Luis Villarejo
Madrid, 6 abr .- Diego Costa tiene una capacidad pulmonar descomunal. En los vestuarios le han visto sumergirse debajo del agua y aguantar tiempos que asustan. La apnea es una de sus fortalezas.
En el campo saca todo el aire. En el césped, Diego es un volcán. No mide. O sí. Porque hasta hoy se iba librando de las expulsiones. Diego Costa maneja al límite las distancias con los árbitros. Quienes le conocen siempre alaban esa virtud. La de vivir al filo de la roja. Aprieta, protesta, acaba a menudo con una amarilla, pero circula como un funambulista por el alambre, merodeando la expulsión en cada partido.
Para muchos entrenadores, la roja que vio en el Camp Nou fue una auténtica sorpresa. Diego Costa siempre es el mismo. No engaña. Vive siempre en el vértigo, pero tampoco es un asiduo de las rojas directas. Gil Manzano entiende que le insultó gravemente. Diego Costa dirá que no fue así. La historia de siempre. Un clásico del barullo del fútbol.
Lo que sí es evidente es que la expulsión inesperada, por ser en el minuto 28 cuando el partido aún no había alcanzado la velocidad de crucero, destrozó un partido que era una auténtica final. El Atlético de Madrid dio la cara con diez. El partido duró menos de media hora.
En el nivel máximo de exigencia, jugar con diez es un castigo que penaliza. Y Diego Costa debe aprender la lección. Es necesario que cambie el discurso y su forma de encarar el juego. No puede bordear el lío de forma permanente. El rendimiento global se mide y se mira con lupa en este tipo de partidos y tras su fichaje, cuando se le valore en la oficina, no va a dar rentabilidad en el análisis de esta temporada. Dividendo negativo en la campaña 2018/2019.
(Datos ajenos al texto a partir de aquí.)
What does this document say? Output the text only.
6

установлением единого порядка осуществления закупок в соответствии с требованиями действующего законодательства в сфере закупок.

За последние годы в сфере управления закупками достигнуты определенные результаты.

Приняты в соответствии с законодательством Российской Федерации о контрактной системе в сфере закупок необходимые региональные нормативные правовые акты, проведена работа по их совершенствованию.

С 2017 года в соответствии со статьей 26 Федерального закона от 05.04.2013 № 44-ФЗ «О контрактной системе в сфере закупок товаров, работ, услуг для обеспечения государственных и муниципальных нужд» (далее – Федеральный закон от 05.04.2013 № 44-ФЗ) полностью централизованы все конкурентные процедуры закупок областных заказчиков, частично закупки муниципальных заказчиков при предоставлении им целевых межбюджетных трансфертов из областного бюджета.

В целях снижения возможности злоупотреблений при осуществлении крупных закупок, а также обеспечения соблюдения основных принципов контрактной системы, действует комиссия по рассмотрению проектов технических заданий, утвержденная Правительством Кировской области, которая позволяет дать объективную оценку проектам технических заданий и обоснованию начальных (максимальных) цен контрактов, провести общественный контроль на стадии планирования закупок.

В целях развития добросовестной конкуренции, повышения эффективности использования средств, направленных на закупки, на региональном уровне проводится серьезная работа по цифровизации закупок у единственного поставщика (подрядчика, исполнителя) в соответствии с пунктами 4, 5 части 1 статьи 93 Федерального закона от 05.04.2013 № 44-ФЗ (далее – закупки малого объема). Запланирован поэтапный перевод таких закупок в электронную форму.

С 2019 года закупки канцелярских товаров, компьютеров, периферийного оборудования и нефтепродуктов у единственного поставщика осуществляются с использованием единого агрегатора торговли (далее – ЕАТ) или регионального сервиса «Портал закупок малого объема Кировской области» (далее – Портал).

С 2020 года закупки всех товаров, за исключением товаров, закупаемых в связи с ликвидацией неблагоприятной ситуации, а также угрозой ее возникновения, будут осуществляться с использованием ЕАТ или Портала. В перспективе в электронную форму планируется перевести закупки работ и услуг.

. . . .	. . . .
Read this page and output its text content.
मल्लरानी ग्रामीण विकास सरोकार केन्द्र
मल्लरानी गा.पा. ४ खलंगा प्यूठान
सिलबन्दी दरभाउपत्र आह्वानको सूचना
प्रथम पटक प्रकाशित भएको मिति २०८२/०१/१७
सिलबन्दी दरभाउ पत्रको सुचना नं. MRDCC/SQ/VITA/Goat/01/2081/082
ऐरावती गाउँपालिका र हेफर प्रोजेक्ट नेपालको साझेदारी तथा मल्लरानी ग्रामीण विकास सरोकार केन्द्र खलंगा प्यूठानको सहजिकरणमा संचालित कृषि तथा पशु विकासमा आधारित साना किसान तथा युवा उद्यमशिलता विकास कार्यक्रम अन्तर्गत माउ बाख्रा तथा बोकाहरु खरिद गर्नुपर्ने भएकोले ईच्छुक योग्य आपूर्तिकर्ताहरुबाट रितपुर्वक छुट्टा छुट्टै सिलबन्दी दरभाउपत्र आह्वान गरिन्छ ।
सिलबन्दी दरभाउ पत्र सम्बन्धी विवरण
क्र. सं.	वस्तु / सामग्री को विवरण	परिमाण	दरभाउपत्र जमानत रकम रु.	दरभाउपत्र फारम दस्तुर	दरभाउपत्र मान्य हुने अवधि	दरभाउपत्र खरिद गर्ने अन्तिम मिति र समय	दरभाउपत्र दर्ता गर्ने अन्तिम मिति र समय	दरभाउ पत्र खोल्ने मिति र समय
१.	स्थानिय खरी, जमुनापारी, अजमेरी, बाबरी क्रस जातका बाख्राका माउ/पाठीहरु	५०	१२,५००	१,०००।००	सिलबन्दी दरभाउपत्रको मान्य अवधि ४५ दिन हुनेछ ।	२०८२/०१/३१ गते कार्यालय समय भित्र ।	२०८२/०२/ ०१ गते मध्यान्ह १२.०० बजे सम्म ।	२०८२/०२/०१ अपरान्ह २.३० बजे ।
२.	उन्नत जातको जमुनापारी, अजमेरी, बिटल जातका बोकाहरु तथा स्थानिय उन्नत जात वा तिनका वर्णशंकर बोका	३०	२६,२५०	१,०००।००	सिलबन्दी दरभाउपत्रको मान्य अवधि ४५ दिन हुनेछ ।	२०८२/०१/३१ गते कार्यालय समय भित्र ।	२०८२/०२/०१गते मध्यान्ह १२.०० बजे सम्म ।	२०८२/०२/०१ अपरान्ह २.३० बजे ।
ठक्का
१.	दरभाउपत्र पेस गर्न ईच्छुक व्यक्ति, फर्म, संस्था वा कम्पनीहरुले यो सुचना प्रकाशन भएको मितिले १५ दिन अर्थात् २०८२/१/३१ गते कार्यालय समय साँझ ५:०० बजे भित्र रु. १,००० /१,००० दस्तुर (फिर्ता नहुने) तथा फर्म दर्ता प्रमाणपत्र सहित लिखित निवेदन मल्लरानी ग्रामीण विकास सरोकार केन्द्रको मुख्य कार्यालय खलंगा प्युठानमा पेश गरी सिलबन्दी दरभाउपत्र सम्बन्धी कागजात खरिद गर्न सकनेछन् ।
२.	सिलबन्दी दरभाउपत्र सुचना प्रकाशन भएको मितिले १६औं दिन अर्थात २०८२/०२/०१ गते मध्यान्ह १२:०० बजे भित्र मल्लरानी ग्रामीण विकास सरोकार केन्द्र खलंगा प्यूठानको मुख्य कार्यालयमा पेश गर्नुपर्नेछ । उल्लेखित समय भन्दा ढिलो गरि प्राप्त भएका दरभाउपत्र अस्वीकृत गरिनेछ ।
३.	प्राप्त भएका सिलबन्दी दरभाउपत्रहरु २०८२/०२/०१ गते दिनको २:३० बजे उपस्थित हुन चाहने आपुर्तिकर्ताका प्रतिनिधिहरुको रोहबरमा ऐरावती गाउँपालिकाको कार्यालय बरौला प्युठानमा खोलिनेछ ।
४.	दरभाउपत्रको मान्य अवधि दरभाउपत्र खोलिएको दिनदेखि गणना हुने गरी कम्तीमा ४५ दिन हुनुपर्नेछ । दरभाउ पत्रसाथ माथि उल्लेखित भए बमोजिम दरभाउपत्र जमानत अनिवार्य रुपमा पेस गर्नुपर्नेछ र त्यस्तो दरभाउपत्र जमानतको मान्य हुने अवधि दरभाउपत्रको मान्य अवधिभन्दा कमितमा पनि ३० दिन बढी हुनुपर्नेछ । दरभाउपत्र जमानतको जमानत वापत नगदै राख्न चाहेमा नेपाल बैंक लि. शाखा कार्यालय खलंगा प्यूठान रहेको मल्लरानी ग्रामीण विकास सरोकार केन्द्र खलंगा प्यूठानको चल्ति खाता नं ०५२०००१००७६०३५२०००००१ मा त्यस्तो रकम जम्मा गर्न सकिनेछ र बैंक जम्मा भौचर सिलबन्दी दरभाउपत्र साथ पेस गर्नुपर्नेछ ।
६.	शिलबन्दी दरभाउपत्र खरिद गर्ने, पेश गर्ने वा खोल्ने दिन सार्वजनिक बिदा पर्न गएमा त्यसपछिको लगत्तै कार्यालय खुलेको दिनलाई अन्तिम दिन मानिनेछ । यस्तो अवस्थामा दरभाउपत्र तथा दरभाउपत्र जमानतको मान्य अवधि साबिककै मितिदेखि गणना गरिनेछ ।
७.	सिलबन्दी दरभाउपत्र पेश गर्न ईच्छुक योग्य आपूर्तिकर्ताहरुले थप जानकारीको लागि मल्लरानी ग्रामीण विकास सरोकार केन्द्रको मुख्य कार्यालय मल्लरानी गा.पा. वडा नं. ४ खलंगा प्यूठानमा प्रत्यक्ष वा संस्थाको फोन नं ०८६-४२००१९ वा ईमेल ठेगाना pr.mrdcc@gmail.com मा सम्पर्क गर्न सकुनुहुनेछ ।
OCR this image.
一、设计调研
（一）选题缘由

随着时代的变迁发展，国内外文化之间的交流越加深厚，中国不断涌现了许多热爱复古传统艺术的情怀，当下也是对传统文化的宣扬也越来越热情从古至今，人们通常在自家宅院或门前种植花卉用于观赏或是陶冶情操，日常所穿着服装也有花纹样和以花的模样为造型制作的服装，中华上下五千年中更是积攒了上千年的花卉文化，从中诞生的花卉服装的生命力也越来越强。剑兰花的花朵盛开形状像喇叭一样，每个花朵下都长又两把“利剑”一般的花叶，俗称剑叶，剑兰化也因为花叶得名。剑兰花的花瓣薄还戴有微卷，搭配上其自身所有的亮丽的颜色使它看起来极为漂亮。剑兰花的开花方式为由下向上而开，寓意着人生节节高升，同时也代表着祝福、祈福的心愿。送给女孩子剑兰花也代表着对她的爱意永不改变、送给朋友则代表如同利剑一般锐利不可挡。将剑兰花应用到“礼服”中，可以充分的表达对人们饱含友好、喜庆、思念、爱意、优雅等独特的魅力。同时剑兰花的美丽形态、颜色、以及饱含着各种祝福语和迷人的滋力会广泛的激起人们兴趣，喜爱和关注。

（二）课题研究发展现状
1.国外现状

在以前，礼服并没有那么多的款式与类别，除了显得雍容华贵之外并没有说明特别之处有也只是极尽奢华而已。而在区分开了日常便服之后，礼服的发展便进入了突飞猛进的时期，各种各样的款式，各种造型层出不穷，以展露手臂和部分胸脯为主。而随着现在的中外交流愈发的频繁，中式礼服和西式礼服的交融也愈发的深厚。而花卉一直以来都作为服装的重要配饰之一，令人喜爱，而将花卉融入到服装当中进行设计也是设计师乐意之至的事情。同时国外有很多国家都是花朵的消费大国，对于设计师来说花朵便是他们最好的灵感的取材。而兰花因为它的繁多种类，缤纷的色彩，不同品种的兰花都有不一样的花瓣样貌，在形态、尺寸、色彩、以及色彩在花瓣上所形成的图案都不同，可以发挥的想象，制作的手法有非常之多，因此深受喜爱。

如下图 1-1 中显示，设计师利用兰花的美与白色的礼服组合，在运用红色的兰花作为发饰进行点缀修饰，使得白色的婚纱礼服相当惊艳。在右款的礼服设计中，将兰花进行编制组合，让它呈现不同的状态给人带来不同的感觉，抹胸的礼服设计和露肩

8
Un gran equipo siempre tiene un portero y un nueve de fuste. El portero sí es de época. Jan Oblak firmó una noche memorable en el Camp Nou. Encajó dos goles en la recta final de Luis Suárez y Messi. Pero su actuación fue de recital. El Atlético puede presumir de contar en su plantilla con el mejor portero del mundo. Un alivio para su gente.